The origins of this terminology are important, and they help explain this conflation of what’s important for national security and what’s important for the broader economy. The designation used to be “strategic and critical minerals”, and the origin of the US even keeping a list like this dates to the lead-up to World War II. During the war itself, the US government intervened directly to ensure supplies of all such minerals relating to military applications. 

So that’s all to say that the very idea of keeping a list of what minerals are “critical” or “strategic” has a bellicose origin, and that applies both in terms of certain economic realms being deemed essential to national security, as well as in a tactical sense: if this is so important, we might use military means to acquire it. Both of those senses adhere in the concept of critical minerals. And even in the contemporary context or when we’re just talking about green technologies, there’s a trace of this origin that is important to acknowledge. 

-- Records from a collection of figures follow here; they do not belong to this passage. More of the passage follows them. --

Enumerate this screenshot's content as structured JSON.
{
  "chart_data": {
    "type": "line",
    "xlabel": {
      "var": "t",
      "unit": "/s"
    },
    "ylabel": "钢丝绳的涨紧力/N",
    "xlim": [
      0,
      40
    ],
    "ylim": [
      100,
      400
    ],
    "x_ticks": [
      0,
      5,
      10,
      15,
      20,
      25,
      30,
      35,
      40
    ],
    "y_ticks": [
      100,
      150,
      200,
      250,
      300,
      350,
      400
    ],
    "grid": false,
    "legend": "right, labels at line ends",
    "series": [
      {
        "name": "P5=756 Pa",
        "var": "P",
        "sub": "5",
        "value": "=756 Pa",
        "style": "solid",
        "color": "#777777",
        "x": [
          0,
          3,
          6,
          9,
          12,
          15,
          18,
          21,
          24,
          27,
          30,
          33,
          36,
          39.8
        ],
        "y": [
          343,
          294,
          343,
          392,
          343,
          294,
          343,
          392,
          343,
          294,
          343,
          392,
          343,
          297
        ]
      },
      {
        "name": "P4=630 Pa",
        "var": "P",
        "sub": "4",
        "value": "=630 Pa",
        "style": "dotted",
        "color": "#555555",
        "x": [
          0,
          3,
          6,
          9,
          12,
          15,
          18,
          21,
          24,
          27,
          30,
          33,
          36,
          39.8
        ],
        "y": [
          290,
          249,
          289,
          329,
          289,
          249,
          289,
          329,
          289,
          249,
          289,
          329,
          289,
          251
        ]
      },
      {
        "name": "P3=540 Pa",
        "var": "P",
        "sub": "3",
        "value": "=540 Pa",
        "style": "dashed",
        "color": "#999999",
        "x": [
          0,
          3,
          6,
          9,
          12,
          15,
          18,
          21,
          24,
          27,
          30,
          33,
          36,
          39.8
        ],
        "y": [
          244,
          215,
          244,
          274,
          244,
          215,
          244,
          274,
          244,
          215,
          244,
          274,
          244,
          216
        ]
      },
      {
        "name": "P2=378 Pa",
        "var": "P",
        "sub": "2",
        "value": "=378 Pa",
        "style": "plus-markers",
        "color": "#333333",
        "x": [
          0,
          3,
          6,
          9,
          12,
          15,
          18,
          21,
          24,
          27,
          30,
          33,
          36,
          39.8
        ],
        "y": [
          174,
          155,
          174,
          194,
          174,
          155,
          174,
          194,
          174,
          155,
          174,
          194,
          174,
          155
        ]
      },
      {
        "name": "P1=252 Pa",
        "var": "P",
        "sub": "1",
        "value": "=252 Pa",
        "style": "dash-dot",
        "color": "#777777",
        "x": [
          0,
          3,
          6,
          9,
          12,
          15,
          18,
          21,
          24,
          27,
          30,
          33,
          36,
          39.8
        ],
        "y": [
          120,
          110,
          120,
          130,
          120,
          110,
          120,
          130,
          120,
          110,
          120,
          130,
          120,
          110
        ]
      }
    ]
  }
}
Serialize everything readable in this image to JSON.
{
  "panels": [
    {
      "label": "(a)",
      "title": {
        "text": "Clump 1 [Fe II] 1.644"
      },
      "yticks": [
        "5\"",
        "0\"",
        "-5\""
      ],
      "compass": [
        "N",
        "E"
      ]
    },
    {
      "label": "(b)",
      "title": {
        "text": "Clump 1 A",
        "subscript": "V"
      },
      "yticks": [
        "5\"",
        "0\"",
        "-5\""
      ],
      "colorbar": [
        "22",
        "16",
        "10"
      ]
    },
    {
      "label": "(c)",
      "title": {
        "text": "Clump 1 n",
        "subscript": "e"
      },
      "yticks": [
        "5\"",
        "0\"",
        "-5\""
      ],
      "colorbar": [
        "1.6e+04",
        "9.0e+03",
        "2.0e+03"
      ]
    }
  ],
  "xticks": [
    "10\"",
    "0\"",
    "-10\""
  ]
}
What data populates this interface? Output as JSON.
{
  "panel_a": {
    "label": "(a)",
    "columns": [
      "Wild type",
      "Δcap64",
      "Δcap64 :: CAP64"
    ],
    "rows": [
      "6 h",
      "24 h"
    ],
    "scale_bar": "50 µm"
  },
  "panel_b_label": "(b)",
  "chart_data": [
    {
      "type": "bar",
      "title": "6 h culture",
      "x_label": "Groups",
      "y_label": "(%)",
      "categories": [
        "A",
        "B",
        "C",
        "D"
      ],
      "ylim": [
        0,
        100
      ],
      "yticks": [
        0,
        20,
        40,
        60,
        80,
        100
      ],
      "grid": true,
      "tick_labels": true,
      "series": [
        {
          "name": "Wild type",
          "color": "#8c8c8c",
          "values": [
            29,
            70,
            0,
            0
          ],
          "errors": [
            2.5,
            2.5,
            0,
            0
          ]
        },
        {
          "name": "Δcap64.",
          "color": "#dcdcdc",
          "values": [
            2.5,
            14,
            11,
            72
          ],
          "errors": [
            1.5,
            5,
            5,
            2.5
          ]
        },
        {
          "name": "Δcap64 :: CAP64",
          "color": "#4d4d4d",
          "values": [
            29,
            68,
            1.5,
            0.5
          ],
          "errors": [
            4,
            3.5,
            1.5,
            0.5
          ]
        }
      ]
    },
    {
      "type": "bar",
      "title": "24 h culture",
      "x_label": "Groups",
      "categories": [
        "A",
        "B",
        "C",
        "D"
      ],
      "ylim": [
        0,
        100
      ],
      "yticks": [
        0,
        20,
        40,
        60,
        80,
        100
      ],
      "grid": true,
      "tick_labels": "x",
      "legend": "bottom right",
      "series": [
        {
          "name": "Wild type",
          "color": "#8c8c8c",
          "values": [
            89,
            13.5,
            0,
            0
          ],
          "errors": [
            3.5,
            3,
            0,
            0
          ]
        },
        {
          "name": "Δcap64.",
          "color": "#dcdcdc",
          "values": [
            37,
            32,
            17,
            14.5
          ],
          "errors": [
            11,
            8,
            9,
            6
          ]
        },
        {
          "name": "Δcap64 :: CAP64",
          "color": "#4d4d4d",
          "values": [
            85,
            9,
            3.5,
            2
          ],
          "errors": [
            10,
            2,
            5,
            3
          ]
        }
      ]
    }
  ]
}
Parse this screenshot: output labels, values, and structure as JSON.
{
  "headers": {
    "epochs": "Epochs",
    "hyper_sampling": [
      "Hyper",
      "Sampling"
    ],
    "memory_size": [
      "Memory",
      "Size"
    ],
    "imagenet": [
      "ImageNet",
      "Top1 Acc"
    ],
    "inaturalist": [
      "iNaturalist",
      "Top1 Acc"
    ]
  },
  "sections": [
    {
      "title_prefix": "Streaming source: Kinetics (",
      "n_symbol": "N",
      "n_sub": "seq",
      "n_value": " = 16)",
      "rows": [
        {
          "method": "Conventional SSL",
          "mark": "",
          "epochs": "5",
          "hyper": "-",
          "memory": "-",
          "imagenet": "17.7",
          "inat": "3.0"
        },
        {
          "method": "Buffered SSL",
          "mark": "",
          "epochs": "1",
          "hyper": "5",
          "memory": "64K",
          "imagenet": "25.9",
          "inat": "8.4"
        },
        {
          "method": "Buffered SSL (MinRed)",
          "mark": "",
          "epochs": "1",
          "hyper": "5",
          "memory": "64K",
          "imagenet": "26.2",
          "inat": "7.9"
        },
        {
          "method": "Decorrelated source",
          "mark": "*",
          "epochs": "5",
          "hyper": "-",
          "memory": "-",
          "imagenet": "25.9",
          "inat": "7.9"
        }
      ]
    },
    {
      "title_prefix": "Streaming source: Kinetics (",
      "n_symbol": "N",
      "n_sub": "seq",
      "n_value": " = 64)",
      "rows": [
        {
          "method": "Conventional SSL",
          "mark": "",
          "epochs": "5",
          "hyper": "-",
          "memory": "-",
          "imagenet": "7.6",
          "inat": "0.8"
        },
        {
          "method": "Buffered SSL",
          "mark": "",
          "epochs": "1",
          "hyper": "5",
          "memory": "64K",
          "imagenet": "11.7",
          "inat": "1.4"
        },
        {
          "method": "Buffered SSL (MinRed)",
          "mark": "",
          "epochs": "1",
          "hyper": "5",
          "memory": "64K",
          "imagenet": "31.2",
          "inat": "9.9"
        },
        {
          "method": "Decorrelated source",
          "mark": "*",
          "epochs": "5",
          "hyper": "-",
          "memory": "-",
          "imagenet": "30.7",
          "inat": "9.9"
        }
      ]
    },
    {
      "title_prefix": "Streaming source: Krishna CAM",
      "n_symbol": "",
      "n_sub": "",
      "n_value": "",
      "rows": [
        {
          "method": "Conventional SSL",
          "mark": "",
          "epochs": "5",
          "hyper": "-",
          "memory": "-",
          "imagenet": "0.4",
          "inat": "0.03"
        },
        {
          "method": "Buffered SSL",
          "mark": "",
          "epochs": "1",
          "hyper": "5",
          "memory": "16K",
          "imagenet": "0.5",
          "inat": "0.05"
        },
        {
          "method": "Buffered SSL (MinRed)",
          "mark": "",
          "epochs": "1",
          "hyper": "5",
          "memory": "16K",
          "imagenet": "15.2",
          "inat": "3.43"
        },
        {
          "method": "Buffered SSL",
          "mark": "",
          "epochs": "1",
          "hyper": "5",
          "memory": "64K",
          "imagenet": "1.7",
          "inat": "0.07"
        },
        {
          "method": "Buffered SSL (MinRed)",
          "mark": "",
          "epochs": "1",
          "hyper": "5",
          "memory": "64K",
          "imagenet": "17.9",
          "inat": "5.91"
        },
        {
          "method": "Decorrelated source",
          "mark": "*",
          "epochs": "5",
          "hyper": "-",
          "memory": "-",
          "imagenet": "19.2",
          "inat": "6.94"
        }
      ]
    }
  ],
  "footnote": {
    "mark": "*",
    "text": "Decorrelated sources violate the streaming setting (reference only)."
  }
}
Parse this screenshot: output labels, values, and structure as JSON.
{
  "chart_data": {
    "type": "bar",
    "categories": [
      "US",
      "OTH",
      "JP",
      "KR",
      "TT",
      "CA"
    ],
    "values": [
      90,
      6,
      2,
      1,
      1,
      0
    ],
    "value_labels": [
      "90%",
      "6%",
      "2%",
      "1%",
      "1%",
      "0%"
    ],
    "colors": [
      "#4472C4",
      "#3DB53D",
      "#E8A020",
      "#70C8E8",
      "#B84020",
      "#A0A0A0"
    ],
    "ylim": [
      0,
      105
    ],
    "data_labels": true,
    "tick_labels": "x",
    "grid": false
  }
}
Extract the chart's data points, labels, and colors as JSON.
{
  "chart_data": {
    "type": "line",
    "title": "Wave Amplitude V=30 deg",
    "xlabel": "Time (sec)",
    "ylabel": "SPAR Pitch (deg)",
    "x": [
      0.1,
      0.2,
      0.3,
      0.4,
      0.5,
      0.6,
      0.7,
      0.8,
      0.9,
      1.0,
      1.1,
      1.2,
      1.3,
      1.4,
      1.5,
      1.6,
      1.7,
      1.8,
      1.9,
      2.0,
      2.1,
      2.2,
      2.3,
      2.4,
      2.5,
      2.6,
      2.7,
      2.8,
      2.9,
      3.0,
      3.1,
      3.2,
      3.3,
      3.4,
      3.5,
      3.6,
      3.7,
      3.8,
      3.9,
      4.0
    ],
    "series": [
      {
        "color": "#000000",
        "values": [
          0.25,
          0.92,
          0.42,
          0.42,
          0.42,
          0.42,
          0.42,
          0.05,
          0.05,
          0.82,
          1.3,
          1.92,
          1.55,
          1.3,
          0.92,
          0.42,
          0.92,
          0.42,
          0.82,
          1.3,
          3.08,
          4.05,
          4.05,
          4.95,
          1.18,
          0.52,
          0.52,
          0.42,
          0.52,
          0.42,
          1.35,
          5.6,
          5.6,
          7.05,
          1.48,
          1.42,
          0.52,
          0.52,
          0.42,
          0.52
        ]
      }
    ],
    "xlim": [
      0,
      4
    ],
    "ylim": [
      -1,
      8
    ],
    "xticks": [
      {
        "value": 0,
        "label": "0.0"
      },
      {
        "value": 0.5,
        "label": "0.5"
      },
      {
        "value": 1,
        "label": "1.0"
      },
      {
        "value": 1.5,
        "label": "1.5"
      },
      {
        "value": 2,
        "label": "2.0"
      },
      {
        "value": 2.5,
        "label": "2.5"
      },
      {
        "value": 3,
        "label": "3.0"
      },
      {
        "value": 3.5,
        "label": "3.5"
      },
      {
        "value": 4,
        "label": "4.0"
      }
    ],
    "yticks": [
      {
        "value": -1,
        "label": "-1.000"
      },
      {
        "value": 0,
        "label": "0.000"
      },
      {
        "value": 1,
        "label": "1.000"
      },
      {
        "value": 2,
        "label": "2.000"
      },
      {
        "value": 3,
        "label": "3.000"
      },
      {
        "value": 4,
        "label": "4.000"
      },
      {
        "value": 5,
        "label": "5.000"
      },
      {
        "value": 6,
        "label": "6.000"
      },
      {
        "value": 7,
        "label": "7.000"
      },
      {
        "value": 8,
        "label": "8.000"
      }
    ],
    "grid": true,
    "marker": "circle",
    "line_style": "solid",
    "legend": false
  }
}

Rare earths are a subset of critical minerals. They are a set of 17 elements with some chemical similarities to one another. There are two important things to bear in mind here. The first is that lithium is not a rare earth, and the second is that rare earths are not rare. Rather, they were thought to be rare when they were first discovered in the 18th century, and the name stuck. While not rare geologically, there’s a lot of technical difficulty and therefore environmental impact in how you extract and separate them. They have also been in the news recently due to US-China geopolitics concerning their supply, as several are essential both for the energy transition, semiconductor or military technologies.

These definitions matter, and whether they’re called “strategic” materials or minerals, as they are in China, or critical minerals in the US—if a government sees that it’s important to keep such a list, it’s because they want to ensure access, whether domestically or abroad. They might want to securitize the supply chains that produce them. New forms of government support, promotion, financing, and protection tend to ensue. These state interventions are a boon for the private sector because they form a clear signal that the government of whatever place wants to make sure this mineral is extracted, which might mean subsidies for the private sector, might mean tax breaks and other forms of financial backstopping. The language of critical minerals is in this sense performative: it creates new social facts on the ground with real material consequences.